Bilingual (Japanese/English) AI Safety Data Reviewer
Remote contract role reviewing AI-generated content for safety, correctness, and reasoning in Japanese and English — $27–$31/hr, 20+ hours/week. Use senior trust & safety and red‑teaming experience to rate, compare, and improve model outputs.
Generative AI & RLHF
$27–$31/hr
Compensation
Worldwide
Eligibility
Intermediate
Experience
Apr 3, 2026
Posted
Open worldwide
About OpenTrain
OpenTrain is the #1 platform for finding and building careers in AI training and data labeling. We connect people to projects that teach and shape AI behavior — from annotating text and audio to evaluating model safety — and help contributors build profiles and apply quickly.
About AI training and safety work
AI training (data labeling / human feedback) is the human side of building modern AI. Reviewers and evaluators supply the careful judgments models learn from — assessing accuracy, policy alignment, and cultural nuance so systems behave safely in the real world.
This role focuses on generative AI safety: evaluating model reasoning, identifying adversarial or unsafe outputs, and recommending mitigations so models avoid producing harmful or misleading content.
The role
We are hiring a remote, hourly-paid contractor to review AI-generated content in Japanese and English, evaluate step-by-step reasoning, and make nuanced safety judgments. This is a part-time contract role requiring 20+ hours per week.
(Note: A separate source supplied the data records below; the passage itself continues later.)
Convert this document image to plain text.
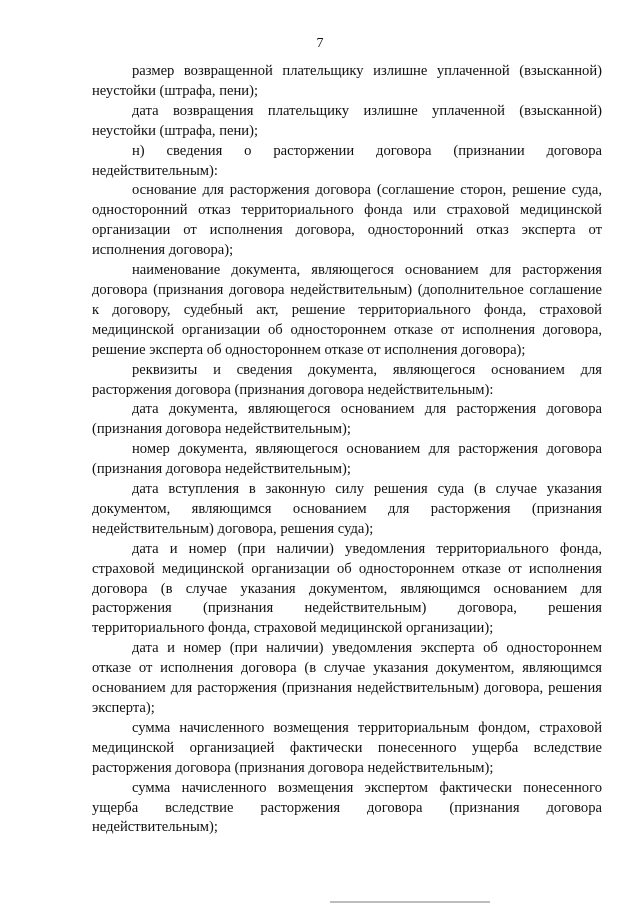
7

размер возвращенной плательщику излишне уплаченной (взысканной) неустойки (штрафа, пени);

дата возвращения плательщику излишне уплаченной (взысканной) неустойки (штрафа, пени);

н) сведения о расторжении договора (признании договора недействительным):

основание для расторжения договора (соглашение сторон, решение суда, односторонний отказ территориального фонда или страховой медицинской организации от исполнения договора, односторонний отказ эксперта от исполнения договора);

наименование документа, являющегося основанием для расторжения договора (признания договора недействительным) (дополнительное соглашение к договору, судебный акт, решение территориального фонда, страховой медицинской организации об одностороннем отказе от исполнения договора, решение эксперта об одностороннем отказе от исполнения договора);

реквизиты и сведения документа, являющегося основанием для расторжения договора (признания договора недействительным):

дата документа, являющегося основанием для расторжения договора (признания договора недействительным);

номер документа, являющегося основанием для расторжения договора (признания договора недействительным);

дата вступления в законную силу решения суда (в случае указания документом, являющимся основанием для расторжения (признания недействительным) договора, решения суда);

дата и номер (при наличии) уведомления территориального фонда, страховой медицинской организации об одностороннем отказе от исполнения договора (в случае указания документом, являющимся основанием для расторжения (признания недействительным) договора, решения территориального фонда, страховой медицинской организации);

дата и номер (при наличии) уведомления эксперта об одностороннем отказе от исполнения договора (в случае указания документом, являющимся основанием для расторжения (признания недействительным) договора, решения эксперта);

сумма начисленного возмещения территориальным фондом, страховой медицинской организацией фактически понесенного ущерба вследствие расторжения договора (признания договора недействительным);

сумма начисленного возмещения экспертом фактически понесенного ущерба вследствие расторжения договора (признания договора недействительным);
Pay: USD $30/hr (typical), with an allowable range of $27–$31/hr. Work is fully remote and worldwide; you may be asked to handle explicit, violent, or otherwise disturbing content in a secure environment.
- Employment type: Contractor, Part-time
- Time commitment: 20+ hours/week
- Compensation: $27–$31 USD per hour (typical $30/hr)
What you'll do
You will evaluate model outputs for correctness, clarity, and safety; compare multiple responses; and create clear, reproducible rationales for ratings and remediation recommendations.
- Assess problem-solving and step-by-step reasoning for accuracy and logical coherence across Japanese and English content.
- Spot methodological, conceptual, or factual errors and fact-check when necessary.
- Rate or compare multiple model responses by safety, policy alignment, and user impact.
- Identify adversarial edge cases, perform red‑teaming style testing, and recommend concrete mitigations.
- Document decisions with clear, reproducible rationales suitable for policy and model-improvement teams.
Requirements (must-have)
This role requires strong bilingual skills, senior trust & safety experience, and demonstrated LLM red‑teaming or adversarial testing capability.
- Near-native or native proficiency in written Japanese.
- Minimum C1 proficiency in written English.
- Bachelor’s degree or higher in Communications, Linguistics, Psychology, Law/Policy, Security Studies, or equivalent professional experience.
- Senior-level experience in Trust & Safety, content moderation, policy operations, risk/compliance, investigations, or related safety functions.
- Proven LLM red‑teaming or adversarial testing experience, including identifying edge cases and recommending mitigations.
- Strong knowledge of safety domains: hate/harassment, sexual content, self-harm, violence, bias, illegal goods/services, malicious activities and code, and misinformation.
- Experience applying policy standards consistently across Japanese and English, including cultural nuance, slang, coded language, and context shifts.
- Strong analytical writing with clear, reproducible rationales for moderation or safety decisions.
- Comfortable handling explicit, toxic, violent, sexual, or psychologically disturbing content in a secure remote work environment.
Preferred qualifications
These qualifications are helpful but not strictly required.
- Localization or translation experience, with ability to preserve meaning, severity, and intent across languages.
- Experience working with evaluation or annotation tools and producing structured feedback for model teams.
How selection and work will proceed
Applicants will complete a language and moderation exercise to demonstrate judgment across Japanese and English. Selected reviewers receive task instructions, policy guides, and secure access to the annotation environment.
Your feedback will directly influence model safety: ratings and red‑teaming notes feed into policy updates and model improvements.
- Label types: evaluation ratings and text-generation review.
- / proprietary tool provided by the project.
- Worldwide applicants accepted; contractors must follow secure handling instructions for sensitive content.